Most participants were men, about 70% were white, and the median age was 41 years. At baseline, median CD4 counts ranged from approximately 800 cells/mm3 among those who started ART during chronic infection to more than 900 cells/mm3 among those who started during acute infection. A majority of people (60%) who started ART during chronic infection were on NNRTI-based regimens, compared with only 6% of those who started treatment sooner.
The researchers looked at 2 primary definitions of viral rebound: confirmed viral load >200 copies/mL, or a single viral load >1000 copies/mL.
Results
- While a majority of participants had detectable viral load by week 4 after stopping ART, a subset of people showed more durable viral suppression.
- Using a viral load threshold of either 200 or 1000 copies/mL, approximately 35% had undetectable HIV RNA at 4 weeks, about 10% did so at 8 weeks, and 6% were still undetectable at 12 weeks.
- Participants who started ART during acute or recent infection were significantly more likely to still have viral load <200 copies/mL at 12 weeks than those who started during chronic infection (about 13% vs 3%, respectively).

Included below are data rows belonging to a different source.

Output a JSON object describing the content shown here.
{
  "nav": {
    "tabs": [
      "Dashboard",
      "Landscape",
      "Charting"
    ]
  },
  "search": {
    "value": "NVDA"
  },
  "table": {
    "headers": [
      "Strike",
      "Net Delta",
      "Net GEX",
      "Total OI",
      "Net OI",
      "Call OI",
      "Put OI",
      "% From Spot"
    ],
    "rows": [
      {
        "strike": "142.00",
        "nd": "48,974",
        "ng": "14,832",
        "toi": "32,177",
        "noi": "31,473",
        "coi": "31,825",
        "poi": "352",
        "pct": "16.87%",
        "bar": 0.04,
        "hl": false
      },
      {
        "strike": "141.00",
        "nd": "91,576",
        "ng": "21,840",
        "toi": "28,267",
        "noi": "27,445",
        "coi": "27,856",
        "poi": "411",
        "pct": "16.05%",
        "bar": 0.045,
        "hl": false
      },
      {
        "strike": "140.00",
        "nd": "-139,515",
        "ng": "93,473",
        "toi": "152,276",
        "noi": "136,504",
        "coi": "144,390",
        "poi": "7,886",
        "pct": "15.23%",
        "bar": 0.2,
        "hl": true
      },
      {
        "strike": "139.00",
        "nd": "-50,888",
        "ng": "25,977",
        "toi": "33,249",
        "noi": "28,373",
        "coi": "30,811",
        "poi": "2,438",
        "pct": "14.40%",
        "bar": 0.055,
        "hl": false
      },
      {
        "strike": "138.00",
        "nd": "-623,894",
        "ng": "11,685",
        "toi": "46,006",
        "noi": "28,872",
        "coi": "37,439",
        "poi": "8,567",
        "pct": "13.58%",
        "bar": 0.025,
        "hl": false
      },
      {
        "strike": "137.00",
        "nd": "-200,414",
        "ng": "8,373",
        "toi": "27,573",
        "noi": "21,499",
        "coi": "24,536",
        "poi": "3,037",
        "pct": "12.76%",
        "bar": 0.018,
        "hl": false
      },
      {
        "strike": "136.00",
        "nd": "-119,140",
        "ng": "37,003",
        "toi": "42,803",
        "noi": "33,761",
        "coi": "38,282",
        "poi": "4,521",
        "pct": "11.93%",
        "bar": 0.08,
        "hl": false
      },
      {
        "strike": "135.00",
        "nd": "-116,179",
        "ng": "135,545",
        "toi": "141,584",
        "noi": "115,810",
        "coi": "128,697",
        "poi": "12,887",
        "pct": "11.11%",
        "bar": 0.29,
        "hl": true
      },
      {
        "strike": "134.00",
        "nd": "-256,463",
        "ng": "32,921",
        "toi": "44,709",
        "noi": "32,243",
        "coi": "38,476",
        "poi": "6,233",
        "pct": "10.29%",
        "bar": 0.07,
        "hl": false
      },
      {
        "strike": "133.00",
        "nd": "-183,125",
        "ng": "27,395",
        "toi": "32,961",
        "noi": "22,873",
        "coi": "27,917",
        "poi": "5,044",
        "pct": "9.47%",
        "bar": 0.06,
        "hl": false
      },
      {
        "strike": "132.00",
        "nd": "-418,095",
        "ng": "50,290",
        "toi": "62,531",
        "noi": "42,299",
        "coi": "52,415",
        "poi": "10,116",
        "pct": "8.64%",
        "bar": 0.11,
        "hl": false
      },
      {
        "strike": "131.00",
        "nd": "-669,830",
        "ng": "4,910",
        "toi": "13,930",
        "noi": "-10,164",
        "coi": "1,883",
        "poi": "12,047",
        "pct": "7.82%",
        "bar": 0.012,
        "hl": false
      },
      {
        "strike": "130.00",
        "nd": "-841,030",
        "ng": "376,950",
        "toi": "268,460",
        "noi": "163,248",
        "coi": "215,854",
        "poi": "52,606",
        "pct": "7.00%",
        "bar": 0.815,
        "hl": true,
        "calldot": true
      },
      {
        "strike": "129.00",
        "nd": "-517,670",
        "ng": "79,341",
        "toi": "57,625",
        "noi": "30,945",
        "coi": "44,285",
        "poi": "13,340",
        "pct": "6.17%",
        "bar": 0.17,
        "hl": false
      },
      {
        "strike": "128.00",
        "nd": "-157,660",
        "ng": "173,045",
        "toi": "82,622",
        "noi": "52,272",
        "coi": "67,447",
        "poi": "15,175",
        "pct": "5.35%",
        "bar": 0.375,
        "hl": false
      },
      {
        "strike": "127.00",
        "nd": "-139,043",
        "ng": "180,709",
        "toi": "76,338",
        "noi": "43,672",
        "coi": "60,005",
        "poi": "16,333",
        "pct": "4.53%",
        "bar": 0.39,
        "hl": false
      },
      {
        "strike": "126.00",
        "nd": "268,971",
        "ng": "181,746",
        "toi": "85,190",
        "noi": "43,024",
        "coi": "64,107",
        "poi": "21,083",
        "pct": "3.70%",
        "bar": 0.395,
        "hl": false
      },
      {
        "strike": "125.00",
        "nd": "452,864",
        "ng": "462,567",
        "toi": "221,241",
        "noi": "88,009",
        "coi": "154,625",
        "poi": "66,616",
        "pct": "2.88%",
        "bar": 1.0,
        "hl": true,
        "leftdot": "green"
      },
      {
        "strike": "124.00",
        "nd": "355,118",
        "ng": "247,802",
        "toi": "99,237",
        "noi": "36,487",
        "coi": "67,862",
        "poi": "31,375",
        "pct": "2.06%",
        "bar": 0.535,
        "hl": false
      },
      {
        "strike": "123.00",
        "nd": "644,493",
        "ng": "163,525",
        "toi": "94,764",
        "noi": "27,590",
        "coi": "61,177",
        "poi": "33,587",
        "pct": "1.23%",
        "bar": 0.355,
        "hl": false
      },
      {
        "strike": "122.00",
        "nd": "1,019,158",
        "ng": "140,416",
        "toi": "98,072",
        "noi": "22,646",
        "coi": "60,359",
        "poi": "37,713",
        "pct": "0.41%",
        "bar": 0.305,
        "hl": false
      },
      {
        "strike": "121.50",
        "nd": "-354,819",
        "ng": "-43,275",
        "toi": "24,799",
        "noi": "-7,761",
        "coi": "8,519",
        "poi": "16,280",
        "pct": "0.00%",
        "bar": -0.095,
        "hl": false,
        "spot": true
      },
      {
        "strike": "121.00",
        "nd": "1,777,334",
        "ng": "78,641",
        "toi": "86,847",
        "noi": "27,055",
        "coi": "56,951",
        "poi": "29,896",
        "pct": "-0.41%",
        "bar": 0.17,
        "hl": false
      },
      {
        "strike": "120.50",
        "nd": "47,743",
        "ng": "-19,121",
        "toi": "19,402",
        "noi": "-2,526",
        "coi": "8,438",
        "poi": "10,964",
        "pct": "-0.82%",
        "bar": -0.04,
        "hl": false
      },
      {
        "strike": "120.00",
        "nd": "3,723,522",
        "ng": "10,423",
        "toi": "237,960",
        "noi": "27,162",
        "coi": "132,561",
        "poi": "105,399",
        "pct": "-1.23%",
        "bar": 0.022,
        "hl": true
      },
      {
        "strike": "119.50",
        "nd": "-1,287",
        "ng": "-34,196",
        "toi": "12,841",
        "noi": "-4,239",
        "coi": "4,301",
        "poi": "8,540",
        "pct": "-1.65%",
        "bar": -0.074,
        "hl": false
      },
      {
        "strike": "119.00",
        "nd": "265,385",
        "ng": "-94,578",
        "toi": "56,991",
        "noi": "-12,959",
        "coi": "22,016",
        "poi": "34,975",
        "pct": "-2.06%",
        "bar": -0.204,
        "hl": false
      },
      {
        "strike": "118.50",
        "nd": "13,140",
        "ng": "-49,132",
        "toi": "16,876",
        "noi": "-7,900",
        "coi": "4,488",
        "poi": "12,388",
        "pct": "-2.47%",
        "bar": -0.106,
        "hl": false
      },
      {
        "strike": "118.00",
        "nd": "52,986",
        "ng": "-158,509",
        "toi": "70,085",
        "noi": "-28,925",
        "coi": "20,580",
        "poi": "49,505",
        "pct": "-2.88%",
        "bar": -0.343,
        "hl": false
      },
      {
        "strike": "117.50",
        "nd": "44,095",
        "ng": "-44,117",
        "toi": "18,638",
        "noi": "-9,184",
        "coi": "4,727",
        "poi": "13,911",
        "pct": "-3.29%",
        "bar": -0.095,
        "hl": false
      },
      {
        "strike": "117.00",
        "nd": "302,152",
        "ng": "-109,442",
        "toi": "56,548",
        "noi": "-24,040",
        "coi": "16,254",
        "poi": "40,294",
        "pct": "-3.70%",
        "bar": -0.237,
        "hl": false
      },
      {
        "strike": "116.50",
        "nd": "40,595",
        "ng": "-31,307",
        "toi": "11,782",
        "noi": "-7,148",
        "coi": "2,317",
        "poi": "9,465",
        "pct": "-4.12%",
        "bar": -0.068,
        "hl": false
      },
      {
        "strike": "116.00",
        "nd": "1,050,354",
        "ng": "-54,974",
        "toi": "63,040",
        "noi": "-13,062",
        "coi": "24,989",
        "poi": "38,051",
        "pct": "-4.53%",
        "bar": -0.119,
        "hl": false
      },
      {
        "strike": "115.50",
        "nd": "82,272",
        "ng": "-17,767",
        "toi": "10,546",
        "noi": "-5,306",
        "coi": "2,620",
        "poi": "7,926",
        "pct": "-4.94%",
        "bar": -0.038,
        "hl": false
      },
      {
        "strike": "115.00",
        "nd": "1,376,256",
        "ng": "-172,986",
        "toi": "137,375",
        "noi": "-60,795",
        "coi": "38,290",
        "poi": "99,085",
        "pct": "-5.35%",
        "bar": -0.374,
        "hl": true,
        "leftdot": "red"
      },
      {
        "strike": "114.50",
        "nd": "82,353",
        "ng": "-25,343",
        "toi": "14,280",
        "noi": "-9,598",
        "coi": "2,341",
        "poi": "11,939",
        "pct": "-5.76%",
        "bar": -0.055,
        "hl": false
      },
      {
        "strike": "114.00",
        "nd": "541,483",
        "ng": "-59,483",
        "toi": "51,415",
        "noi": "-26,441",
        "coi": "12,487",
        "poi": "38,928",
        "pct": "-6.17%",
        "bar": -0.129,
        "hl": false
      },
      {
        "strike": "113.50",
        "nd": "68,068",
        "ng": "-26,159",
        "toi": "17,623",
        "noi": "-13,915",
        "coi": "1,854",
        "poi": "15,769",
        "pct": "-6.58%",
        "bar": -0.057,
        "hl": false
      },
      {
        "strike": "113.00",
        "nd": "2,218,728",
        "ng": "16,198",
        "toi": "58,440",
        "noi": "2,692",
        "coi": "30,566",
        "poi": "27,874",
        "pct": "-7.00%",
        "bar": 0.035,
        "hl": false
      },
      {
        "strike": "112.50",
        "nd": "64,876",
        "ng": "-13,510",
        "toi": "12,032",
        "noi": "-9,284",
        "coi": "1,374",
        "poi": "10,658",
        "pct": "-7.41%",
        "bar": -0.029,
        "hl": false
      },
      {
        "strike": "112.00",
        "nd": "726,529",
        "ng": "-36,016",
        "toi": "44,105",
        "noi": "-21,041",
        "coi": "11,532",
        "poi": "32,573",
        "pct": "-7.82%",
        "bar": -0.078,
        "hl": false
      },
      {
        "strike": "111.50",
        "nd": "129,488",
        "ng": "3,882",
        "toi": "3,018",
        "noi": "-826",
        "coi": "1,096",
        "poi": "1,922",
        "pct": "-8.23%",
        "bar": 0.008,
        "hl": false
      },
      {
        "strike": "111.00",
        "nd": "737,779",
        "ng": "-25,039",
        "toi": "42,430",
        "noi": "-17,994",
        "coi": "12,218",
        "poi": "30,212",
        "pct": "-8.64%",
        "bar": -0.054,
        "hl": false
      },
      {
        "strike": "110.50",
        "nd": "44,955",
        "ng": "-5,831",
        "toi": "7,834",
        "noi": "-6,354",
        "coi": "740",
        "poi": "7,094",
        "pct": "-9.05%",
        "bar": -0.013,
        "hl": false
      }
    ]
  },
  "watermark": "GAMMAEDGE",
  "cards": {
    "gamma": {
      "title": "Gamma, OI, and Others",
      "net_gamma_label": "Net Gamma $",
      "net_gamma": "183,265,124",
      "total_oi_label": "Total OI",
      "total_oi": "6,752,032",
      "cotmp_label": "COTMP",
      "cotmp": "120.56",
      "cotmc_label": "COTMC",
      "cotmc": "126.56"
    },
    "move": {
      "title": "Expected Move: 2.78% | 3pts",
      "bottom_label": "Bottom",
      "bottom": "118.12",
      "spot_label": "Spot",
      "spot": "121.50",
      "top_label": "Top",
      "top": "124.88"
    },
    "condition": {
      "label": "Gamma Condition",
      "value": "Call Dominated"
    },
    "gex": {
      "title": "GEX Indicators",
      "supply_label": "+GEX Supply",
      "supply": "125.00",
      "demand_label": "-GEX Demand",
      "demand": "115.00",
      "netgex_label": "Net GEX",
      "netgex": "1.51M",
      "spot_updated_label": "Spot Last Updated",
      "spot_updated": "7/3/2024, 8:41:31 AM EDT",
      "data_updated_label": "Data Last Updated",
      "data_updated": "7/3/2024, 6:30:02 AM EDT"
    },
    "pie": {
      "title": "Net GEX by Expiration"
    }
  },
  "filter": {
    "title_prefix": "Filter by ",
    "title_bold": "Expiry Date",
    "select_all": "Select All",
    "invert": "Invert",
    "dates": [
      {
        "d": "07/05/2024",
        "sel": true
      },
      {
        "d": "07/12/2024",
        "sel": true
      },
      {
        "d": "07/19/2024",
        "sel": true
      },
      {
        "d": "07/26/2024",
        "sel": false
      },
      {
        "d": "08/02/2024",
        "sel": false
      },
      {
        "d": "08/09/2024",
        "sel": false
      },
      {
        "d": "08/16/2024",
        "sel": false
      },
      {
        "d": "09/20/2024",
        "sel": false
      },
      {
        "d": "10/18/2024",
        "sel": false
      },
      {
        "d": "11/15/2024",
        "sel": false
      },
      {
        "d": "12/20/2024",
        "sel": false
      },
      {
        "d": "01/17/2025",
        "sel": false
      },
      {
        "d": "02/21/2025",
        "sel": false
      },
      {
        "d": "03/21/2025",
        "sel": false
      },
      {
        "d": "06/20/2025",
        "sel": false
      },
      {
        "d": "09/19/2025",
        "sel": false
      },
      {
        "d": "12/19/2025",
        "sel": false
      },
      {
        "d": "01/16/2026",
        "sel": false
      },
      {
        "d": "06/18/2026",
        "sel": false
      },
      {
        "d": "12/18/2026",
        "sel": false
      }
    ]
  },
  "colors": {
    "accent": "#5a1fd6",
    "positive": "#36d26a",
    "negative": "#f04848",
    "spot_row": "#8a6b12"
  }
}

- People taking NNRTI-based regimens were significantly more likely to have viral load <200 copies/mL at 4 weeks than those using other types of antiretrovirals (44% vs 13%, respectively)
- Although CD4 counts declined slowly, they were higher when viral load became detectable than they were at the end of a timed treatment interruption -- indicating that losses were smaller using a MAP rather than an ATI strategy.
- People who had previously fallen to lower CD4 cell nadirs (lowest-ever levels) had larger CD4 declines during treatment interruption.
"Although most HIV+ patients have viral rebound within 4-8 weeks of stopping ART, a subset maintained drug-free remission for longer periods of time," the researchers concluded. "Participants treated during acute/recent HIV infection were more likely to maintain virologic suppression after treatment interruption."
"Compared with the traditional ATI approach, a MAP strategy is associated with smaller declines in CD4+ counts," they continued. "Future studies should assess virologic and immunologic determinants of delayed HIV rebound using a MAP strategy."
10/22/14
Reference
J Li, E Aga, R Bosch, et al. HIV Rebound Kinetics and CD4+ T-Cell Loss after Treatment Interruption: A Pooled Analysis of Six AIDS Clinical Trials Group (ACTG) Studies. IDWeek 2014. Philadelphia, October 8-12, 2014. Abstract 541.